Back Pay | Meaning and Definition

What is back pay?

Back pay is the unpaid financial compensation that an employee is owed. This can include wages, bonuses, commissions, and other types of compensation. If an employer has failed to pay an employee what they are owed, the employee may be able to file a claim for back pay.

How Back Pay Works?

The Fair Labor Standards Act (FLSA) is a federal law that sets standards for minimum wage, overtime pay, recordkeeping, and child labour. The FLSA provides that most workers are entitled to be paid at least the federal minimum wage.

The FLSA also contains provisions to protect workers who are not paid the minimum wage or not paid overtime.

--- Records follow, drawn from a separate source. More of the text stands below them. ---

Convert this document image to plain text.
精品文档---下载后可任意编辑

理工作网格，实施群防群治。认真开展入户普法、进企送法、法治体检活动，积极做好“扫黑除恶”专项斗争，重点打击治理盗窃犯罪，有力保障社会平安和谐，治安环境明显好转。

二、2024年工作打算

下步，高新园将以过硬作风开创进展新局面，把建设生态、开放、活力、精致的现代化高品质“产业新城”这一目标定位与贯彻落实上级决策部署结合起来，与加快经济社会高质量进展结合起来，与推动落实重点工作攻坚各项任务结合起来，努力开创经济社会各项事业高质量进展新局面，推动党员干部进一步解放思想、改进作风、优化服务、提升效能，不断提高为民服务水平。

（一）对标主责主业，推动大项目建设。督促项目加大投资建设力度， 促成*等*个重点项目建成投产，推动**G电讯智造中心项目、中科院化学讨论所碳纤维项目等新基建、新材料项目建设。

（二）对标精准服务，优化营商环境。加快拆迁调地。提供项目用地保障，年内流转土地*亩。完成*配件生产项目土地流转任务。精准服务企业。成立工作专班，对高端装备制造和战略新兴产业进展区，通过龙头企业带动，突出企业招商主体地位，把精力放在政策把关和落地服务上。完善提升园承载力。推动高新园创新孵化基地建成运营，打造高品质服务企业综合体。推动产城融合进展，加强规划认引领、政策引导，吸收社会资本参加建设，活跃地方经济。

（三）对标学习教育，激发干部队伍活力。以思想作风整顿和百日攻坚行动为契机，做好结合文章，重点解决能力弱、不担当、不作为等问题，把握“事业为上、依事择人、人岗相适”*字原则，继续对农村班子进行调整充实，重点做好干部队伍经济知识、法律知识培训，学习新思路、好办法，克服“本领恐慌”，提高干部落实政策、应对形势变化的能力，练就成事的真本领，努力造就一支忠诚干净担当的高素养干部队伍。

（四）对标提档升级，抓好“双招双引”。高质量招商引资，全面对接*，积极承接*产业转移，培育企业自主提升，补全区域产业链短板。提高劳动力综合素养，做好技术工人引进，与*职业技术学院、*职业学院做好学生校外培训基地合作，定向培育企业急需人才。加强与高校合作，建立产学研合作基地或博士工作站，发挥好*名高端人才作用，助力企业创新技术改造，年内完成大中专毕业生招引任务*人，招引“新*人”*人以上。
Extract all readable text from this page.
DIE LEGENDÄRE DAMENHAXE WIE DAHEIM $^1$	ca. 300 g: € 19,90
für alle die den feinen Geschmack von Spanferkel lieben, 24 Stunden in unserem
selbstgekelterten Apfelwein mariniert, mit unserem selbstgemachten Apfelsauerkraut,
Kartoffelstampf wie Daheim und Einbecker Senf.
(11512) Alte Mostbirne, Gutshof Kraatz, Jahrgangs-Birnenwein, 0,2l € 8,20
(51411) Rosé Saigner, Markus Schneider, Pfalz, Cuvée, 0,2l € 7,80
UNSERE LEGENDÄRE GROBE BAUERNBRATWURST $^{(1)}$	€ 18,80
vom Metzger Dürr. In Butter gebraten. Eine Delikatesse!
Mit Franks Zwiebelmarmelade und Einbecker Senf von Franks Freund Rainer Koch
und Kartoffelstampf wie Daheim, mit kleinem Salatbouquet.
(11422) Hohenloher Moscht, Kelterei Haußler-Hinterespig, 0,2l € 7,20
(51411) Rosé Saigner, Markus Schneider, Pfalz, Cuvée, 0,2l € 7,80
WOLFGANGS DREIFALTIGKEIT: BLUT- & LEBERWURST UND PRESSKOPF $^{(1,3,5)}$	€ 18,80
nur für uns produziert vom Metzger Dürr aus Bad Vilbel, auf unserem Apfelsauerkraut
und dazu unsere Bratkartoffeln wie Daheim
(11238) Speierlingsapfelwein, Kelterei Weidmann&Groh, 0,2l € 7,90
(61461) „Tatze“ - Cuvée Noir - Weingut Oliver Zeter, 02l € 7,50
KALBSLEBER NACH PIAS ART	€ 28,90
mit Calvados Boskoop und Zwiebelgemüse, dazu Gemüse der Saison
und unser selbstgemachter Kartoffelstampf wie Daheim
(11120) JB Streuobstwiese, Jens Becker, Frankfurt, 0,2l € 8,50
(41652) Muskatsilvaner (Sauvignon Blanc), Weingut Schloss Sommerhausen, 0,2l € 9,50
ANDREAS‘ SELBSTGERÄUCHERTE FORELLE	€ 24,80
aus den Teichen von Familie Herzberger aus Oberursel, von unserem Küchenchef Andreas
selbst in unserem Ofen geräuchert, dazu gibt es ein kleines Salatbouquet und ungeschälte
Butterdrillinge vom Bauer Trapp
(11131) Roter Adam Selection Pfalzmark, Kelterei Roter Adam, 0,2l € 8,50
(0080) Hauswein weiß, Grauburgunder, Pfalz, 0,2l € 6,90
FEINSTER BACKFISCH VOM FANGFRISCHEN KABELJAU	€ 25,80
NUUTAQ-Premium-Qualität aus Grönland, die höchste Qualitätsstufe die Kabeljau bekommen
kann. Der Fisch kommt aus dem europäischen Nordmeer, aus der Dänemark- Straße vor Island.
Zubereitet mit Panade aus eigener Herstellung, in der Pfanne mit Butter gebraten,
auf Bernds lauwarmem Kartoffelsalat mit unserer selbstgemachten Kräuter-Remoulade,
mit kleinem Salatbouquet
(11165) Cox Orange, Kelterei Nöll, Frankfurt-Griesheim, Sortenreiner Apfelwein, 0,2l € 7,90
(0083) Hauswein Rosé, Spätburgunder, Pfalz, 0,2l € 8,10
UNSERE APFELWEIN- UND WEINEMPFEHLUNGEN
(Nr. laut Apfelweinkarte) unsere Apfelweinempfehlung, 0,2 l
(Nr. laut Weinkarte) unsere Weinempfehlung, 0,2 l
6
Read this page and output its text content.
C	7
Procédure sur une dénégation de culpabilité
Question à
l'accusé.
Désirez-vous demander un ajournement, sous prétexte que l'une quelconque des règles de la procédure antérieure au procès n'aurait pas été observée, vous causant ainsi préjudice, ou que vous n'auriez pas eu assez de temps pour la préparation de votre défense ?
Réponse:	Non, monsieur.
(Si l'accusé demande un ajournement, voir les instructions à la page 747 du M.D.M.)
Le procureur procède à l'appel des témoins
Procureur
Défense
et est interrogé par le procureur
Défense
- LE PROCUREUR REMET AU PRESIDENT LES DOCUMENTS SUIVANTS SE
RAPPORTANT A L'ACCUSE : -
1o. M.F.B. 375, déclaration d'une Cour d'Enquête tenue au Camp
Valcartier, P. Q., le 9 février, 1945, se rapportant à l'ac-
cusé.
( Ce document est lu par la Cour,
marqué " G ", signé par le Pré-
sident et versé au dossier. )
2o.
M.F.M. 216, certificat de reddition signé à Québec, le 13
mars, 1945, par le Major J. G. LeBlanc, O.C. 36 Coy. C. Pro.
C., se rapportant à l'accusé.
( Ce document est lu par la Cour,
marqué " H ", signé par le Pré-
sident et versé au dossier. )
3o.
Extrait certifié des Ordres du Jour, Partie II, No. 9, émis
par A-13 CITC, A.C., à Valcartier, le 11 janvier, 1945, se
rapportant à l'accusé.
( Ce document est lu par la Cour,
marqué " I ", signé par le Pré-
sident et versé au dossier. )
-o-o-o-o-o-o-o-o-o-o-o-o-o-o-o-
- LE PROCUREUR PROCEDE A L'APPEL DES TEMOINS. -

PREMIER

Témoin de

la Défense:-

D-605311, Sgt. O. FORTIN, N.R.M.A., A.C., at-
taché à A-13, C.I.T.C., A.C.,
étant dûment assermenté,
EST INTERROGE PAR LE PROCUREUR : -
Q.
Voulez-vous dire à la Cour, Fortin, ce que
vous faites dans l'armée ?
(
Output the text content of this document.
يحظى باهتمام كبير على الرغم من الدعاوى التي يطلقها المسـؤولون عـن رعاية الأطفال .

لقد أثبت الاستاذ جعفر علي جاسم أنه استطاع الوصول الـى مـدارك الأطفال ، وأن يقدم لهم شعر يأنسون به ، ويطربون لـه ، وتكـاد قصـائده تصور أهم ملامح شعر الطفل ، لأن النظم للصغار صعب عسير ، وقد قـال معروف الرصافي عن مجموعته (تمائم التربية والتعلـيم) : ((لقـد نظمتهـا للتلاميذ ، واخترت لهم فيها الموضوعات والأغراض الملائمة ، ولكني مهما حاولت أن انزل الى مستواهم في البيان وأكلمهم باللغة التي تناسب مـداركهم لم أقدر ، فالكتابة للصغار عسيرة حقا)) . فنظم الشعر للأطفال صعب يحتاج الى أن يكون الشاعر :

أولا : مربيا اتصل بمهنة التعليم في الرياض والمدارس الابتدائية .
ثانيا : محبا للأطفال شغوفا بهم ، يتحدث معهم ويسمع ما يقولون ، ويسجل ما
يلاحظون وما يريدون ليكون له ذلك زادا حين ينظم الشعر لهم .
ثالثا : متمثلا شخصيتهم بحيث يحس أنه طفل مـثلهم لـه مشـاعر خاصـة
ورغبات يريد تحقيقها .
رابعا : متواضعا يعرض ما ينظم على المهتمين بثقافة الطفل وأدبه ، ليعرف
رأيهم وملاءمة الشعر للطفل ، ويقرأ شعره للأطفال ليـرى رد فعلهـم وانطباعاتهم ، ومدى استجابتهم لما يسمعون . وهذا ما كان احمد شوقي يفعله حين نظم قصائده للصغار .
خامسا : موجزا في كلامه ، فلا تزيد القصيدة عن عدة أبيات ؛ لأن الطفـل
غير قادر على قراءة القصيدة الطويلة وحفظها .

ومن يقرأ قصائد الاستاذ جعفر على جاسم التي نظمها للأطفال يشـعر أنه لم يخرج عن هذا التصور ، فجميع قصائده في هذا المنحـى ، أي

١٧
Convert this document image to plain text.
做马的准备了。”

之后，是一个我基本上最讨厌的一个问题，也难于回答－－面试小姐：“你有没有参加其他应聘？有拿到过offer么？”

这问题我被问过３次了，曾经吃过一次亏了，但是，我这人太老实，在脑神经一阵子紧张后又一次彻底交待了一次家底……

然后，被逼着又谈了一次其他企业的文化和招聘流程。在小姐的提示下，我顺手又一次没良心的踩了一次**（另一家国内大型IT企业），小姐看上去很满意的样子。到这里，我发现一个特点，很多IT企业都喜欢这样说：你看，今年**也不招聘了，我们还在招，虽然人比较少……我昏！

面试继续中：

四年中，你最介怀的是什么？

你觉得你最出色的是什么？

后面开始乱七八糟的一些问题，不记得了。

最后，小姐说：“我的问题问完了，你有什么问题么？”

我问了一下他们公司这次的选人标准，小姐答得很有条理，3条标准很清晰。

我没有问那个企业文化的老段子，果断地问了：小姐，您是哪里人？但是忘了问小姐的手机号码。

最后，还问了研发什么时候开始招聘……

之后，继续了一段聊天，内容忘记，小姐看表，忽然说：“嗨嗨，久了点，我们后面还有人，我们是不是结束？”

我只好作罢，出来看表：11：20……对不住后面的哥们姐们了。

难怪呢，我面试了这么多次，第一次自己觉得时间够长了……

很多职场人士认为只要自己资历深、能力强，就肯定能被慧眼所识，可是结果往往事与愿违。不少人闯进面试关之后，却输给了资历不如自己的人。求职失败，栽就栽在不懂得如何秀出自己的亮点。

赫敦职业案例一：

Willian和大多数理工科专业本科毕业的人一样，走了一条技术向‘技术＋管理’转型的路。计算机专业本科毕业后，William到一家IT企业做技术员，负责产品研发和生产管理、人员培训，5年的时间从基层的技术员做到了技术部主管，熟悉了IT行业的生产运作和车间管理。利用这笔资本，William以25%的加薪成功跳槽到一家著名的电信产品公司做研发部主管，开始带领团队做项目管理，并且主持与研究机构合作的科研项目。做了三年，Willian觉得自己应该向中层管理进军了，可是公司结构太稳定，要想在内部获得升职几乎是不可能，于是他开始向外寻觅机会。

For example, the FLSA prohibits employers from retaliating against employees who assert their rights under the law. Employers who break the FLSA rules may be subject to civil penalties or criminal prosecution.

Back Pay vs. Retroactive Pay

Retroactive pay is often confused with back pay. They are similar in that both involve making up for lost wages, but there are key distinctions between them.

Back pay is calculated based on the wages you earned had you not been unlawfully under organized, discriminated against, or otherwise retaliation. 

Retroactive pay covers the period you performed work but was not paid. In other words, with back pay, you are paid for work you did in the past that you weren’t compensated for, while retroactive pay is given for work you did in the past but haven’t been compensated for yet.

Retroactive pay usually takes the form of a lump sum payment.